Research in Motion (RIM) posted huge losses for its first quarter, admitting the outlook for the rest of the year...
was just as bleak.
In an earnings call to investors last night, the BlackBerry manufacturer confirmed revenues had fallen by 38% from the previous quarter, dropping the figure down to $2.8bn – last seen in its 2009 results. It also posted its first net loss since 2003 and admitted the outlook for the second quarter was still negative.
“The next several quarters will be very challenging due to the increasingly competitive environment and we expect [another] operating loss in the second quarter of fiscal 2013,” confirmed the company’s CFO, Brian Bidulka.
As well as the glum figures, RIM confirmed it would cut almost a third of its workforce by the end of 2012, equating to 5,000 job losses across the company, mainly hitting manufacturing.
However, it revealed new hires to the executive team, with Steve Zipperstein from Verizon coming on board as its chief legal officer, Kristian Tear being named as chief operating officer, and Frank Boulben taking on the role of chief marketing officer.

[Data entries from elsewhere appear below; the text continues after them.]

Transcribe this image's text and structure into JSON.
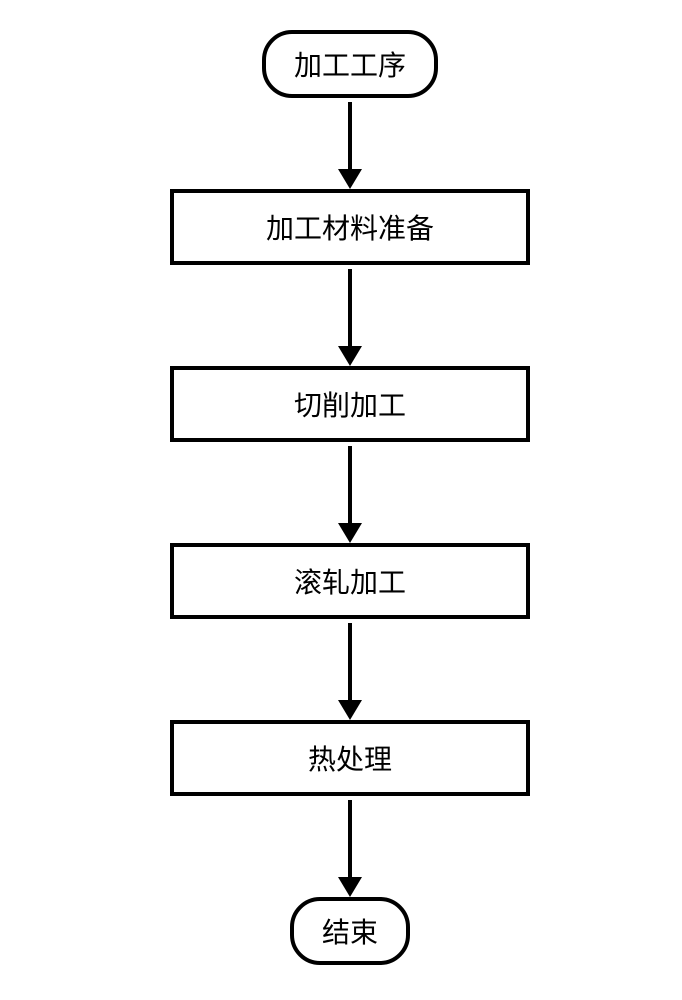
{
  "flowchart": {
    "type": "flowchart",
    "background_color": "#ffffff",
    "border_color": "#000000",
    "border_width": 4,
    "font_size": 28,
    "font_family": "SimSun",
    "nodes": [
      {
        "id": "start",
        "shape": "terminal",
        "label": "加工工序"
      },
      {
        "id": "step1",
        "shape": "process",
        "label": "加工材料准备"
      },
      {
        "id": "step2",
        "shape": "process",
        "label": "切削加工"
      },
      {
        "id": "step3",
        "shape": "process",
        "label": "滚轧加工"
      },
      {
        "id": "step4",
        "shape": "process",
        "label": "热处理"
      },
      {
        "id": "end",
        "shape": "terminal",
        "label": "结束"
      }
    ],
    "edges": [
      {
        "from": "start",
        "to": "step1",
        "line_height": 68
      },
      {
        "from": "step1",
        "to": "step2",
        "line_height": 78
      },
      {
        "from": "step2",
        "to": "step3",
        "line_height": 78
      },
      {
        "from": "step3",
        "to": "step4",
        "line_height": 78
      },
      {
        "from": "step4",
        "to": "end",
        "line_height": 78
      }
    ],
    "terminal_border_radius": 30,
    "process_width": 360,
    "arrow_head_width": 24,
    "arrow_head_height": 20,
    "arrow_line_width": 4
  }
}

BlackBerry 10 mobile OS launch delayed
RIM also disclosed that the launch of its BlackBerry 10 platform, initially expected later this year, would be delayed until at least the first quarter of 2013.
RIM CEO Thorsten Heins said the new operating system (OS) “remains our number one priority”, but a long integration process and the challenge of making it ready for global release had taken longer than planned.
“These issues are not related to quality, [but] it has become clear a schedule working towards this calendar year is no longer realistic,” he said on last night’s call.
“I will not deliver a product to the market which is not ready to fulfil the needs of our customers [and] there will be no compromise on this issue.”
When it is released, Heins confirmed the BlackBerry 10 OS would only launch on high-end smartphone devices to minimise the cost of rolling it out. He also said the BlackBerry portfolio would be cut down to reduce marketing spend, as well as R&D.
“This was a challenging quarter. I am not satisfied with the financial report we are giving you today,” he added.
“I understand this is an incredibly difficult message to deliver, but it is necessary to change scale and refocus the company on areas of highest opportunity."
Heins said it wanted to move forward as a "lean and nimble" organisation that can act quickly, and assured investors that it would not go ahead with a change of this magnitude if it didn’t think it was critical for RIM's future.
After the results, the company's stock price fell dramatically, dropping 17% in after-hours trading to hit a low of $7.75, which valued the company at less than $4bn.